After a peak of almost 6,800 cases in Raqqa province last year, WHO says there has been a decline in cases at the start of this year.

The international organization has distributed mosquito nets, provided medicine to treat the disease, and supports six health centers in Raqqa, including in Karama.

But it warns the rates could again rise as the weather becomes warmer.

“Sandfly breeding usually peaks when the temperature starts to rise in spring and summer,” WHO spokesman Yahya Bouzo said.

“Unless prevention measures are taken, the number of cases is expected to” increase.

But Karama’s residents say their rural town is neglected.

They complain of a lack of services including regular trash pick-ups.

Hussein Hamoud, 50, says official measures taken to counter the spread of the disease were simply not enough.

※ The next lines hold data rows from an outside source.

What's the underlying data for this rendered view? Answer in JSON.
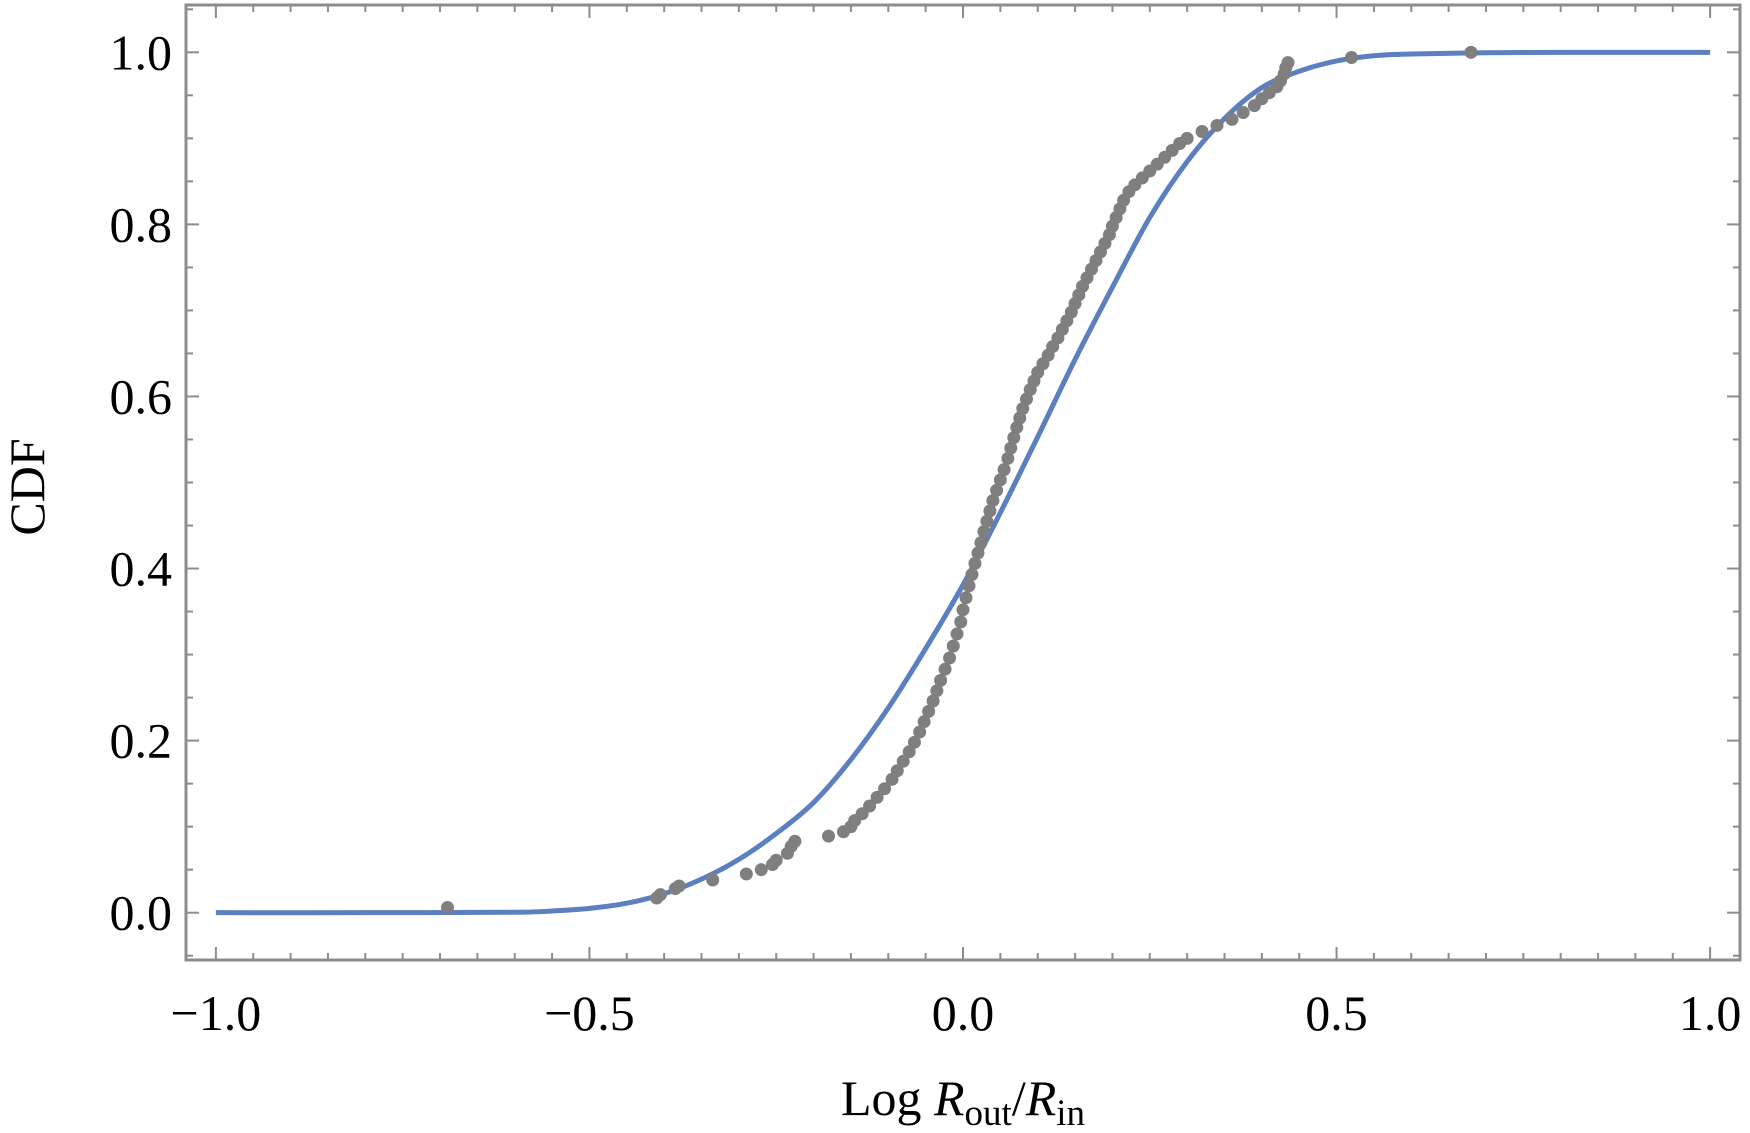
{
  "chart_data": {
    "type": "scatter",
    "title": "",
    "xlabel": {
      "prefix": "Log ",
      "num_symbol": "R",
      "num_sub": "out",
      "sep": "/",
      "den_symbol": "R",
      "den_sub": "in"
    },
    "ylabel": "CDF",
    "xlim": [
      -1.04,
      1.04
    ],
    "ylim": [
      -0.055,
      1.055
    ],
    "grid": false,
    "legend": "none",
    "x_ticks": [
      {
        "value": -1.0,
        "label": "−1.0"
      },
      {
        "value": -0.5,
        "label": "−0.5"
      },
      {
        "value": 0.0,
        "label": "0.0"
      },
      {
        "value": 0.5,
        "label": "0.5"
      },
      {
        "value": 1.0,
        "label": "1.0"
      }
    ],
    "y_ticks": [
      {
        "value": 0.0,
        "label": "0.0"
      },
      {
        "value": 0.2,
        "label": "0.2"
      },
      {
        "value": 0.4,
        "label": "0.4"
      },
      {
        "value": 0.6,
        "label": "0.6"
      },
      {
        "value": 0.8,
        "label": "0.8"
      },
      {
        "value": 1.0,
        "label": "1.0"
      }
    ],
    "series": [
      {
        "type": "line",
        "color": "#5b7fbf",
        "points": [
          [
            -1.0,
            0.0
          ],
          [
            -0.8,
            0.0
          ],
          [
            -0.6,
            0.0005
          ],
          [
            -0.55,
            0.002
          ],
          [
            -0.5,
            0.005
          ],
          [
            -0.45,
            0.011
          ],
          [
            -0.4,
            0.022
          ],
          [
            -0.35,
            0.039
          ],
          [
            -0.3,
            0.062
          ],
          [
            -0.25,
            0.092
          ],
          [
            -0.2,
            0.128
          ],
          [
            -0.15,
            0.178
          ],
          [
            -0.1,
            0.238
          ],
          [
            -0.05,
            0.307
          ],
          [
            0.0,
            0.381
          ],
          [
            0.05,
            0.465
          ],
          [
            0.1,
            0.553
          ],
          [
            0.15,
            0.643
          ],
          [
            0.2,
            0.727
          ],
          [
            0.25,
            0.808
          ],
          [
            0.3,
            0.873
          ],
          [
            0.35,
            0.923
          ],
          [
            0.4,
            0.959
          ],
          [
            0.45,
            0.978
          ],
          [
            0.5,
            0.99
          ],
          [
            0.55,
            0.996
          ],
          [
            0.6,
            0.998
          ],
          [
            0.7,
            0.9995
          ],
          [
            0.8,
            1.0
          ],
          [
            0.9,
            1.0
          ],
          [
            1.0,
            1.0
          ]
        ]
      },
      {
        "type": "scatter",
        "color": "#7f7f7f",
        "points": [
          [
            -0.69,
            0.006
          ],
          [
            -0.41,
            0.017
          ],
          [
            -0.405,
            0.021
          ],
          [
            -0.385,
            0.028
          ],
          [
            -0.38,
            0.031
          ],
          [
            -0.335,
            0.038
          ],
          [
            -0.29,
            0.045
          ],
          [
            -0.27,
            0.05
          ],
          [
            -0.255,
            0.056
          ],
          [
            -0.25,
            0.061
          ],
          [
            -0.235,
            0.069
          ],
          [
            -0.23,
            0.077
          ],
          [
            -0.225,
            0.083
          ],
          [
            -0.18,
            0.089
          ],
          [
            -0.16,
            0.094
          ],
          [
            -0.15,
            0.1
          ],
          [
            -0.145,
            0.107
          ],
          [
            -0.135,
            0.115
          ],
          [
            -0.125,
            0.124
          ],
          [
            -0.115,
            0.134
          ],
          [
            -0.105,
            0.144
          ],
          [
            -0.095,
            0.155
          ],
          [
            -0.088,
            0.165
          ],
          [
            -0.08,
            0.176
          ],
          [
            -0.072,
            0.187
          ],
          [
            -0.065,
            0.198
          ],
          [
            -0.058,
            0.21
          ],
          [
            -0.052,
            0.222
          ],
          [
            -0.046,
            0.234
          ],
          [
            -0.04,
            0.246
          ],
          [
            -0.035,
            0.258
          ],
          [
            -0.03,
            0.27
          ],
          [
            -0.024,
            0.283
          ],
          [
            -0.018,
            0.296
          ],
          [
            -0.013,
            0.31
          ],
          [
            -0.008,
            0.324
          ],
          [
            -0.003,
            0.338
          ],
          [
            0.0,
            0.352
          ],
          [
            0.004,
            0.366
          ],
          [
            0.008,
            0.38
          ],
          [
            0.012,
            0.393
          ],
          [
            0.016,
            0.406
          ],
          [
            0.02,
            0.418
          ],
          [
            0.024,
            0.43
          ],
          [
            0.028,
            0.443
          ],
          [
            0.032,
            0.455
          ],
          [
            0.036,
            0.467
          ],
          [
            0.04,
            0.479
          ],
          [
            0.045,
            0.491
          ],
          [
            0.05,
            0.503
          ],
          [
            0.055,
            0.515
          ],
          [
            0.06,
            0.528
          ],
          [
            0.064,
            0.54
          ],
          [
            0.068,
            0.552
          ],
          [
            0.072,
            0.564
          ],
          [
            0.076,
            0.575
          ],
          [
            0.08,
            0.586
          ],
          [
            0.085,
            0.597
          ],
          [
            0.09,
            0.608
          ],
          [
            0.095,
            0.618
          ],
          [
            0.1,
            0.628
          ],
          [
            0.107,
            0.638
          ],
          [
            0.114,
            0.648
          ],
          [
            0.12,
            0.658
          ],
          [
            0.127,
            0.668
          ],
          [
            0.133,
            0.678
          ],
          [
            0.139,
            0.688
          ],
          [
            0.145,
            0.698
          ],
          [
            0.15,
            0.708
          ],
          [
            0.155,
            0.718
          ],
          [
            0.16,
            0.728
          ],
          [
            0.166,
            0.738
          ],
          [
            0.172,
            0.748
          ],
          [
            0.178,
            0.758
          ],
          [
            0.184,
            0.768
          ],
          [
            0.19,
            0.778
          ],
          [
            0.196,
            0.788
          ],
          [
            0.2,
            0.798
          ],
          [
            0.205,
            0.808
          ],
          [
            0.21,
            0.818
          ],
          [
            0.215,
            0.828
          ],
          [
            0.222,
            0.838
          ],
          [
            0.23,
            0.846
          ],
          [
            0.24,
            0.854
          ],
          [
            0.25,
            0.862
          ],
          [
            0.26,
            0.87
          ],
          [
            0.27,
            0.878
          ],
          [
            0.28,
            0.886
          ],
          [
            0.29,
            0.894
          ],
          [
            0.3,
            0.9
          ],
          [
            0.32,
            0.908
          ],
          [
            0.34,
            0.915
          ],
          [
            0.36,
            0.922
          ],
          [
            0.375,
            0.93
          ],
          [
            0.39,
            0.938
          ],
          [
            0.4,
            0.946
          ],
          [
            0.41,
            0.953
          ],
          [
            0.42,
            0.96
          ],
          [
            0.425,
            0.967
          ],
          [
            0.43,
            0.975
          ],
          [
            0.432,
            0.982
          ],
          [
            0.435,
            0.988
          ],
          [
            0.52,
            0.994
          ],
          [
            0.68,
            1.0
          ]
        ]
      }
    ]
  }
}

“They once sprayed insecticide inside the houses, but then they never did again,” he says.

“Nobody cares. If there was even the slightest concern, this would not have happened,” he says, referring to leishmaniasis.

At a primary school in the nearby village of Jadeeda, a young boy sits upright in his seat, a blemish on his cheek.

Outside the classroom, school director Abd Zeen Al-Morei pulls up his jeans to show off leishmaniasis marks on his leg.

“I’ve got 15 lesions all over my body and I’m still receiving treatment,” says the 26-year-old. Up to 40 children at the school also have the skin disease.